Moreover, access to Venezuela's oil will undoubtedly help the US to stabilise markets in the event of a renewed Israel-Iran war, the portents of which are everywhere, from official statements to armed rioters on the streets of Teheran. Iran's key deterrant to sustained US or Israeli aggression is its ability to close the Strait of Hormuz. This would halt the flow of oil from the Persian Gulf, and large new reserves from a place like Venezuela would have to be brought online to offset the economic chaos generated by such a move. 

Moreover, a foreseeable weakening or rupture or in diplomatic, economic and military ties between Iran and Venezuela will certainly embolden Israel's blood-crazed elites for a new phase of their regional expansion project. 

That is why this liminal moment in Venezuela is crucial. Whether or not a genuine anti-imperialist stance can be maintained going forward will have enormous consequences for the wider world, and what remains of its stability. 

As the host of The Mexican Family concluded, “if Maduro was handed over from within, then Chavismo no longer exists as a solid structure.
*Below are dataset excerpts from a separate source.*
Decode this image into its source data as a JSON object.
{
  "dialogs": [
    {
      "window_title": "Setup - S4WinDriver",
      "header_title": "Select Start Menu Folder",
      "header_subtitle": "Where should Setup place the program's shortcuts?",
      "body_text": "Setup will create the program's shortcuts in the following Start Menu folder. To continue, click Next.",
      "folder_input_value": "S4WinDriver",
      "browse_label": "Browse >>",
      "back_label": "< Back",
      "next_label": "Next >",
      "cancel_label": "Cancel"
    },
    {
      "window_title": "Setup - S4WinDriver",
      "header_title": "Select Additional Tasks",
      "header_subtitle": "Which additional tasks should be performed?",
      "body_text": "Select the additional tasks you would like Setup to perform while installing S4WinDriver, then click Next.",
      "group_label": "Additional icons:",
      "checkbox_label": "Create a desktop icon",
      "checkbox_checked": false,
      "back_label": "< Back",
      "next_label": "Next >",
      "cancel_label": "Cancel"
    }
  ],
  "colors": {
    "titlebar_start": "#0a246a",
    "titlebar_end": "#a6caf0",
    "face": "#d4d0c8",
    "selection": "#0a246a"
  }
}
That is, there are traitors inside of it, and Venezuela, therefore, was not conquered but rather negotiated...”.

For Spanish journalist Cristina Martín Jiménez, the truth can be seen in the Venezuelan leadership's revealing calm. It is [t]he calm of someone who already knows they won't fall into the abyss. The calm of someone who has received guarantees. As she noted on X:

When a president is arrested and there's no internal chaos or visible fracture within the leadership, when there's no military hysteria or bloodshed in the streets, we're witnessing a controlled operation. Real revolutions are noisy. Negotiated transitions are silent.

There are no heroics or epics here. There's cold negotiation. And the negotiation isn't with the people; it's with the elite who guarantee order. Anyone who believes that the United States—or the structure that sets the agenda—is seeking justice, democracy, or historical redress hasn't understood how power works. What they're seeking is stability, access to resources, and the end of an uncomfortable cycle. Everything else is just window dressing.

That's why I insist: the key element is the functional betrayal of Maduro's inner circle. Not ideological, not moral: functional. The betrayal that occurs when it becomes clear that the regime has already fallen and that it's better to reposition oneself than to resist. That's where specific names come in, not because of conspiracy, but because of the logic of power: Delcy Rodríguez, Diosdado Cabello, Vladimir Padrino López. Not as saviors or demons, but as the architects of the transition.